O diretor técnico do Grupo, José Fossari, celebrou a abordagem oportuna do tema. “Este seminário está em consonância com o nosso objetivo de oferecer aos usuários, além de uma assistência mais segura, também um atendimento mais humanizado e qualificado”, disse. A vice-coordenadora do Conselho Municipal de Saúde, Mirta Zenker, destacou que a pauta está sendo trabalhada de forma permanente no conselho e que a Ouvidoria é um instrumento muito importante para o tema.
“É preciso ouvir os usuários, traduzir as suas manifestações e aproveitar o efeito multiplicador de boas práticas”, ressaltou a assessora técnica em segurança do paciente do Departamento de Atenção Hospitalar e Urgência (DAHU) do MS, Diana Oliveira.
Já a diretora do Departamento de Ouvidoria-Geral do SUS, Eliana Pinto, foi taxativa: “A Ouvidoria é um espaço de cidadania, de defesa de direitos”. Ela descreveu a vocação do instrumento como “a grande startup de inovação e conhecimento do setor público”.
Durante todo o dia, os profissionais da assistência puderam saber mais sobre o funcionamento e a importância dos instrumentos de ouvidoria, assim como os profissionais ligados a este serviço conheceram os protocolos de segurança trabalhados nos serviços hospitalares.
Protocolos e interfaces
A Portaria 529, de abril de 2013, do MS, que institui o Programa Nacional de Segurança do Paciente, foi apresentada pela representante do DAHU, Diana Oliveira. Ela lembrou que diversos hospitais, como os que integram o GHC, já trabalhavam com protocolos de segurança do paciente muito antes disto. “O tema não é novidade, o que é novidade é o esforço para tornar sistêmicos os processos, protocolos e as interfaces”, explicou.
Um dos pontos centrais do programa diz respeito ao envolvimento do próprio paciente com a sua segurança, questão em que a interface com a Ouvidoria ganha força. “Em relação à segurança do paciente, o cidadão pode ser um agente propulsor, deve interagir para promoção de uma melhor gestão pública”, defendeu a ouvidora-geral do SUS, Eliana Pinto.

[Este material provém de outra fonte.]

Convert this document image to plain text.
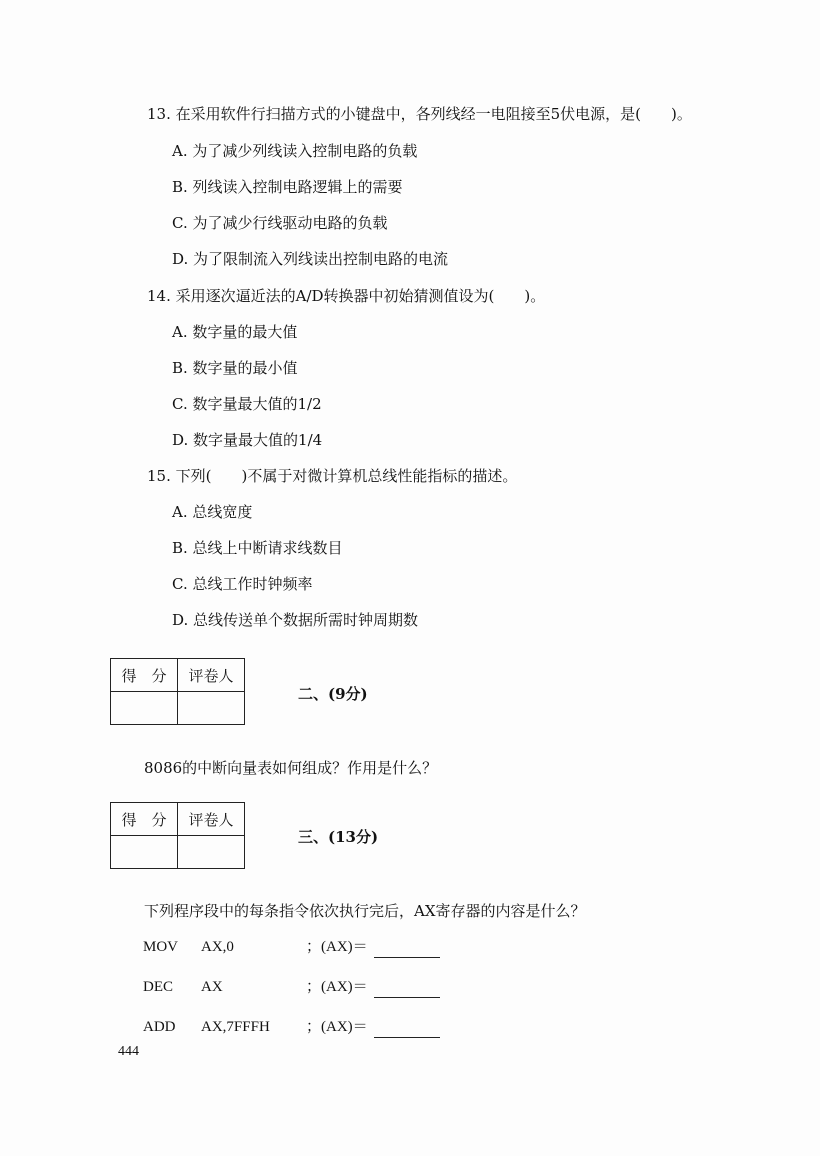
13. 在采用软件行扫描方式的小键盘中，各列线经一电阻接至5伏电源，是(　　)。
A. 为了减少列线读入控制电路的负载
B. 列线读入控制电路逻辑上的需要
C. 为了减少行线驱动电路的负载
D. 为了限制流入列线读出控制电路的电流
14. 采用逐次逼近法的A/D转换器中初始猜测值设为(　　)。
A. 数字量的最大值
B. 数字量的最小值
C. 数字量最大值的1/2
D. 数字量最大值的1/4
15. 下列(　　)不属于对微计算机总线性能指标的描述。
A. 总线宽度
B. 总线上中断请求线数目
C. 总线工作时钟频率
D. 总线传送单个数据所需时钟周期数
得　分	评卷人

二、(9分)
8086的中断向量表如何组成？作用是什么？
得　分	评卷人

三、(13分)
下列程序段中的每条指令依次执行完后，AX寄存器的内容是什么？
MOV AX,0	；(AX)＝
DEC AX	；(AX)＝
ADD AX,7FFFH ；(AX)＝
444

A expectativa das representantes do Ministério da Saúde é de que esta parceria permaneça após o evento, executada na prática, com o objetivo de desenvolver informações úteis para empoderar os usuários em relação a sua própria segurança.
Segurança e qualidade
Os representantes das Ouvidorias do GHC e do Hospital de Clínicas, Marilice Gonçalves e Marco Antonio Torres, e a equipe de Gerenciamento de Risco que atua nos quatro hospitais do GHC - Rosana Mirândola, Adriane Besckow, Christian Negeliskii, Nara Saraiva e Micheli Etges - apresentaram suas rotinas e os desafios colocados para o trabalho em conjunto.

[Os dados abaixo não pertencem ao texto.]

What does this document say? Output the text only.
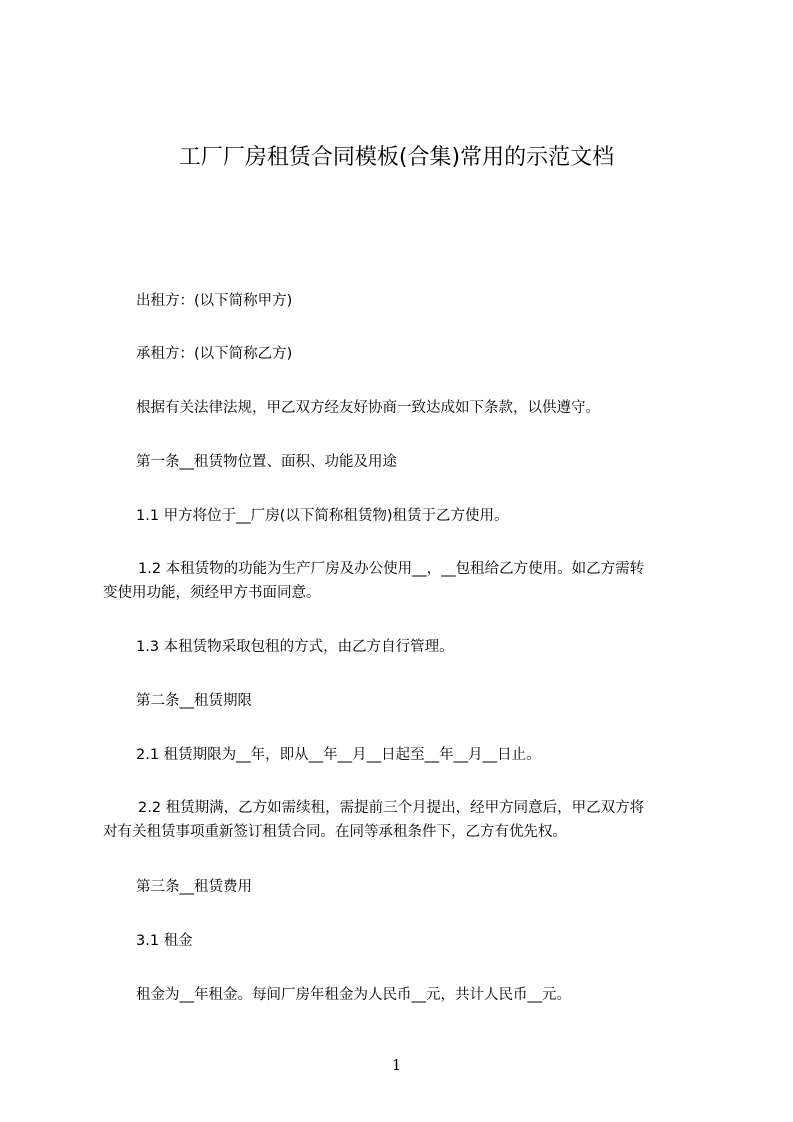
工厂厂房租赁合同模板(合集)常用的示范文档
出租方：(以下简称甲方)
承租方：(以下简称乙方)
根据有关法律法规，甲乙双方经友好协商一致达成如下条款，以供遵守。
第一条__租赁物位置、面积、功能及用途
1.1 甲方将位于__厂房(以下简称租赁物)租赁于乙方使用。
1.2 本租赁物的功能为生产厂房及办公使用__，__包租给乙方使用。如乙方需转
变使用功能，须经甲方书面同意。
1.3 本租赁物采取包租的方式，由乙方自行管理。
第二条__租赁期限
2.1 租赁期限为__年，即从__年__月__日起至__年__月__日止。
2.2 租赁期满，乙方如需续租，需提前三个月提出，经甲方同意后，甲乙双方将
对有关租赁事项重新签订租赁合同。在同等承租条件下，乙方有优先权。
第三条__租赁费用
3.1 租金
租金为__年租金。每间厂房年租金为人民币__元，共计人民币__元。
1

A experiência do GHC com a implantação dos protocolos relacionados ao esforço de reduzir quedas, qualificar a identificação do paciente, garantir a higienização das mãos para o combate da infecção hospitalar, e estimular o uso das listas de verificação para a promoção de cirurgias seguras, entre outros temas, foi socializada com os profissionais de todo o Estado.

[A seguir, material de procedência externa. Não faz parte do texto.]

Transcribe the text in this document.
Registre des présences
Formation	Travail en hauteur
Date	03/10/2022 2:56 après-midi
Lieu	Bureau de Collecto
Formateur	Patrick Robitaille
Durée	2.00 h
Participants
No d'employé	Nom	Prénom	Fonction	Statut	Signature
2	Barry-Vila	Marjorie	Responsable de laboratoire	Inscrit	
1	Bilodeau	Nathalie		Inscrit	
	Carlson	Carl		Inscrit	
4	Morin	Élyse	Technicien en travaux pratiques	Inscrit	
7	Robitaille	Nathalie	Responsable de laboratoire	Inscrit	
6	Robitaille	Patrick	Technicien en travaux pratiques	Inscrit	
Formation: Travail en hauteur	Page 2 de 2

O protocolo em relação às quedas, inclusive, foi utilizado como exemplo pela diretora-superintendente do GHC, Sandra Fagundes, que defendeu a importância das instituições assumirem que existe o problema dos eventos adversos, olharem para o problema e se organizarem para modificá-lo. No GHC, em relação às quedas, este trabalho começa com a ampliação do estímulo à notificação das quedas para gerar informações que subsidiem ações. Entre as medidas que já implantadas no Conceição para prevenção das quedas estão: avaliação do paciente em relação ao risco de quedas, identificação do paciente que apresenta risco, prescrição de cuidados para a equipe que vai cuidar deste paciente, orientação para o próprio paciente e seus familiares, e instalação de barras de segurança e material antiderrapante nos banheiros.
"Entendemos que o tema da segurança do paciente está diretamente vinculado à qualidade do cuidado", afirmou a superintendente.